Analysis of Strain Rates and Microstructural Evaluation during Metal Forming: Role of Surface Texture and Friction

• Published in: Tribology transactions Vol. 55; no. 5; pp. 582 - 589
• Main Authors: Menezes, Pradeep L., Kishore, Kailas, Satish V., Lovell, Michael R.
• Format: Journal Article
• Language: English
• Published: Philadelphia, PA Taylor & Francis Group 01.09.2012; Taylor & Francis; Taylor & Francis Inc
• Subjects: Applied sciences; Exact sciences and technology; Finite element analysis; Forming; Friction; Friction, wear, lubrication; Machine components; Mechanical engineering. Machine design; Metal Forming; Metals; Metals. Metallurgy; Microstructure; Production techniques; Stress-strain curves; Surface Texture; Die; Aluminium base alloys; Surface Texture; Forming; Metal; Steel; Experimental study; Compression test; Modeling; Texture; Surface treatment; Plate; Finite element method; Friction; Random surface; Metal Forming; Friction coefficient; Localization; Microstructure; Surface conditions; Tribology; Strain rate
• ISSN: 1040-2004; 1547-397X
• DOI: 10.1080/10402004.2012.683936

The surface texture of a die plays an important role in friction during metal forming.

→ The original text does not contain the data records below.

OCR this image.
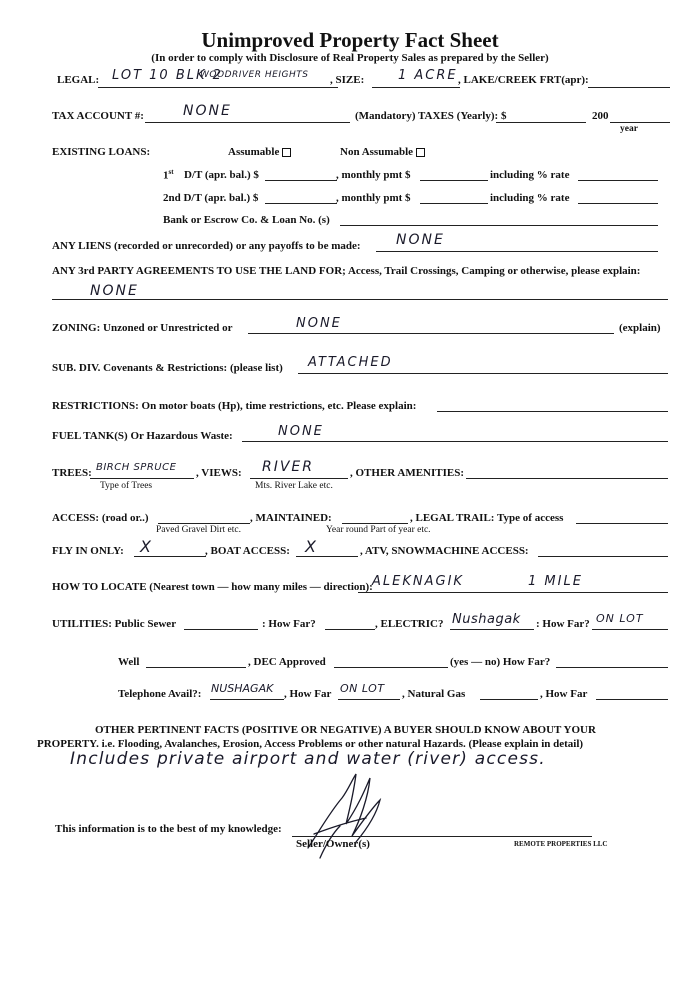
Unimproved Property Fact Sheet
(In order to comply with Disclosure of Real Property Sales as prepared by the Seller)
LEGAL: LOT 10 BLK 2
WOODRIVER HEIGHTS , SIZE:	1 ACRE , LAKE/CREEK FRT(apr):
TAX ACCOUNT #:	NONE	(Mandatory) TAXES (Yearly): $	200
year
EXISTING LOANS:	Assumable	Non Assumable
1st D/T (apr. bal.) $	, monthly pmt $	including % rate
2nd D/T (apr. bal.) $	, monthly pmt $	including % rate
Bank or Escrow Co. & Loan No. (s)
ANY LIENS (recorded or unrecorded) or any payoffs to be made:	NONE
ANY 3rd PARTY AGREEMENTS TO USE THE LAND FOR; Access, Trail Crossings, Camping or otherwise, please explain:
NONE
ZONING: Unzoned or Unrestricted or	NONE	(explain)
SUB. DIV. Covenants & Restrictions: (please list) ATTACHED
RESTRICTIONS: On motor boats (Hp), time restrictions, etc. Please explain:
FUEL TANK(S) Or Hazardous Waste:	NONE
TREES: BIRCH SPRUCE
Type of Trees
, VIEWS: RIVER
Mts. River Lake etc.
, OTHER AMENITIES:
ACCESS: (road or..)
Paved Gravel Dirt etc.
, MAINTAINED:
Year round Part of year etc.
, LEGAL TRAIL: Type of access
FLY IN ONLY: X	, BOAT ACCESS: X	, ATV, SNOWMACHINE ACCESS:
HOW TO LOCATE (Nearest town — how many miles — direction): ALEKNAGIK	1 MILE
UTILITIES: Public Sewer	: How Far?	, ELECTRIC? Nushagak : How Far? ON LOT
Well	, DEC Approved	(yes — no) How Far?
Telephone Avail?: NUSHAGAK , How Far ON LOT , Natural Gas	, How Far
OTHER PERTINENT FACTS (POSITIVE OR NEGATIVE) A BUYER SHOULD KNOW ABOUT YOUR
PROPERTY. i.e. Flooding, Avalanches, Erosion, Access Problems or other natural Hazards. (Please explain in detail)
Includes private airport and water (river) access.
This information is to the best of my knowledge:
Seller/Owner(s)	REMOTE PROPERTIES LLC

In the present study, unidirectional and random surface finishes were produced on hardened steel plate surfaces. To understand the influence of surface texture on friction, experiments were conducted using Al-Mg alloy pins that slid against steel plates of different surface textures. In the sliding experiments, a high coefficient of friction was observed when the pins slid perpendicular to the unidirectional grinding marks and low friction occurred when the pins slid on the random surfaces. Finite element simulations were performed using the measured friction values to understand the stress and strain evolutions in the deforming material using dies with various friction. The numerical results showed that the states of stress and strain rates are strongly influenced by the friction at the interface and hence would influence the final material microstructure. To substantiate the numerical results, laboratory compression tests were conducted. Different surface textures were obtained in order to experience different friction values at different locations. A large variation in the microstructure at these locations was observed during experiments, verifying that surface texture and die friction significantly influence fundamental material formation behavior.